AP Photo
 

Hillary Clinton's presidential campaign is trying to capitalize on a high-profile press report to discredit the House Benghazi Committee just 10 days before Clinton herself is schedule to appear there as a witness.

The campaign sent Clinton "friends and allies" talking points Monday arguing that a front-page New York Times article on the House panel demonstrates that the inquiry has "devolved into a fully partisan effort to hurt Hillary Clinton's presidential campaign."

The talking points, obtained by POLITICO, largely track with comments Clinton made last week about the Benghazi probe, but also show a clear desire to use the Times report to build political momentum.

"It turns out the partisan plot to turn the taxpayer-funded Benghazi Committee into a front for attacking Hillary Clinton went all the way up to the Speaker of the House himself," the Clinton campaign statement says. "It is disturbing that Speaker Boehner and House Republicans would politicize the deaths of four brave Americans at Benghazi for the sole purpose of trying to damage Hillary Clinton. This is just the latest acknowledgment by Republicans that their 17-month investigation, which has cost taxpayers $4.5 million so far, has nothing to do with Benghazi."

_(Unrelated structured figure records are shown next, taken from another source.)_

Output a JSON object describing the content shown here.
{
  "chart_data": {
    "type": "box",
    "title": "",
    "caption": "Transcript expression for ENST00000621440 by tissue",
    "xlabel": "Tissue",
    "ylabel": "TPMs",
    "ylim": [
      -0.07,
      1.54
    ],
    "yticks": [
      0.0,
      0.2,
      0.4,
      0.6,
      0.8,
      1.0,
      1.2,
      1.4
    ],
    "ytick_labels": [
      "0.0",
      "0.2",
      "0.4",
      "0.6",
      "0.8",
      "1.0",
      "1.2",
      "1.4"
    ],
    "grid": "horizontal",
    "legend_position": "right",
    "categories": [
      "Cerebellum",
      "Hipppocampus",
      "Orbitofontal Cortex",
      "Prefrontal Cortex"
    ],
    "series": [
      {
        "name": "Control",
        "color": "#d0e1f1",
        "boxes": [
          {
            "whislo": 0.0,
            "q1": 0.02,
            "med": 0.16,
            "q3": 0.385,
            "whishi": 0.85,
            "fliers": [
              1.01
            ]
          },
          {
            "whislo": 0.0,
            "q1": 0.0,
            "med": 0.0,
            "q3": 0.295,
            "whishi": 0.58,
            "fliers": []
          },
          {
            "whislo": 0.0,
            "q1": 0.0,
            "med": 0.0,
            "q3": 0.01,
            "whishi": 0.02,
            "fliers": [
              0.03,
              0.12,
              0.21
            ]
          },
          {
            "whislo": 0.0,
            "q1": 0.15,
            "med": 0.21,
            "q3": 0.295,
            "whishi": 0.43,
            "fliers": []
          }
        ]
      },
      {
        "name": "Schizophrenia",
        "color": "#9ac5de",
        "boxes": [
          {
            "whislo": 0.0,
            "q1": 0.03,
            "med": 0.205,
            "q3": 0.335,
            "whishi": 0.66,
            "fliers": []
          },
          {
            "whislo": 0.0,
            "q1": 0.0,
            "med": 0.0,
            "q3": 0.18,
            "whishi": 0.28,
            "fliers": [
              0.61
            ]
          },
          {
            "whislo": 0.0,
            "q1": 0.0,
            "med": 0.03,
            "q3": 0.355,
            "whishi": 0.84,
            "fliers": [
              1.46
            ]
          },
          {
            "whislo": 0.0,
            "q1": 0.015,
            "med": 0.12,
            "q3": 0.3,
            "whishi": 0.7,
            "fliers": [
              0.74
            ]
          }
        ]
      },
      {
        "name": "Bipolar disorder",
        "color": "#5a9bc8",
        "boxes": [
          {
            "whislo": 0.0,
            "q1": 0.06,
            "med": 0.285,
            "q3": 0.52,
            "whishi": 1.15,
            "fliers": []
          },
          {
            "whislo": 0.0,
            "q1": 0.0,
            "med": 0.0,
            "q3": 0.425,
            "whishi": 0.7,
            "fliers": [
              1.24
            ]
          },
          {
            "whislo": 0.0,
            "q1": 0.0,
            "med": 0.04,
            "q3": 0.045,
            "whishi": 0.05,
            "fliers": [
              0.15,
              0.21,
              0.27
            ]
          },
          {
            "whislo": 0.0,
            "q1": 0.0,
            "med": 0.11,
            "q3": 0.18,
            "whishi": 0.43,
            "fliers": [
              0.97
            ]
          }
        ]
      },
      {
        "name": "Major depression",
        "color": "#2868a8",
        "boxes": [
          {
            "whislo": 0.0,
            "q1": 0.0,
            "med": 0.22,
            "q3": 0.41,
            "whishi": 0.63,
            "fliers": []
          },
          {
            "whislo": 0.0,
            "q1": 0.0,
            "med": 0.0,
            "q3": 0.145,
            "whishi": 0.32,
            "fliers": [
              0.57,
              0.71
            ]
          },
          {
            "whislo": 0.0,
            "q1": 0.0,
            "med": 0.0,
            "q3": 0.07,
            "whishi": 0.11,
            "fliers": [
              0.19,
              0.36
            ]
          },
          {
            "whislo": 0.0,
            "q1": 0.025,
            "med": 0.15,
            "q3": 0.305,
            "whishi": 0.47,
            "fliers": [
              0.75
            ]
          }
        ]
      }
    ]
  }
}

Asked about the Clinton campaign’s new public line, Boehner spokesman Kevin Smith defended the Benghazi panel’s investigation, argued that Clinton’s emails are key to a thorough inquiry, and blamed Clinton and her former agency for the delays the probe has encountered.

“Hillary Clinton’s emails regarding Benghazi, which she and her staff tried to hide from investigators and the public for years, are relevant to the committee’s investigation and our efforts to get the truth for the four families who lost their loved ones in this terrorist attack,” Smith said Monday night. “The sooner Hillary Clinton and the State Department comply with all relevant document requests, the sooner the committee’s investigation will be over.”

Smith also called the premise of the Clinton talking points “nonsense.”

The Clinton campaign's attempt to make use of the Times story appears to reflect a newfound respect for the newspaper's reporting. 

After the Times reported in July that Clinton was the focus of a criminal investigation into her use of a private email account as secretary of state, Clinton aides responded with a furious barrage of criticism of the paper. In the ensuing days, the Times issued two corrections and an editor's note addressing inaccuracies in the story. Times reporters said a senior Justice Department official initially confirmed that the agency had received a criminal referral, but later changed course and said it was a "security referral" reporting a possible breach of classified information.

The new Clinton campaign talking points also describe as "an explosive development" the emergence over the weekend of a former House Benghazi panel staffer who claims he was fired in part for resisting efforts to focus the investigation squarely on Clinton and the State Department. Major Bradley Podliska claims to be a conservative Republican, but said in interviews with CNN and the Times that he was forced out of the panel after objecting to partisanship in the inquiry.

House Benghazi Committee Chairman Rep. Trey Gowdy (R-S.C.) responded that Podliska was the one obsessed with Clinton and that he indicated his grievance has to do with military service leave, not the thrust of the investigation. "Until his Friday conversations with media, this staffer has never mentioned Secretary Clinton as a cause of his termination, and he did not cite Clinton’s name in a legally mandated mediation,” Gowdy told the Washington Post. “The record makes it clear he himself was focused on Clinton improperly and was instructed to stop, and that issues with his conduct were noted on the record as far back as April.”

The Clinton campaign briefing for surrogates says Clinton still plans to appear before the Benghazi panel Oct. 22, but chiefly to respect the memories of the four Americans killed in the Sept. 11, 2012, attack on U.S. facilities in Benghazi.

"But make no mistake: this Committee stopped being about Benghazi a long time ago," the talking points continue. "And now we know that the Speaker himself was directly involved in diverting the committee away from its true purpose in order to focus on attacking Hillary Clinton."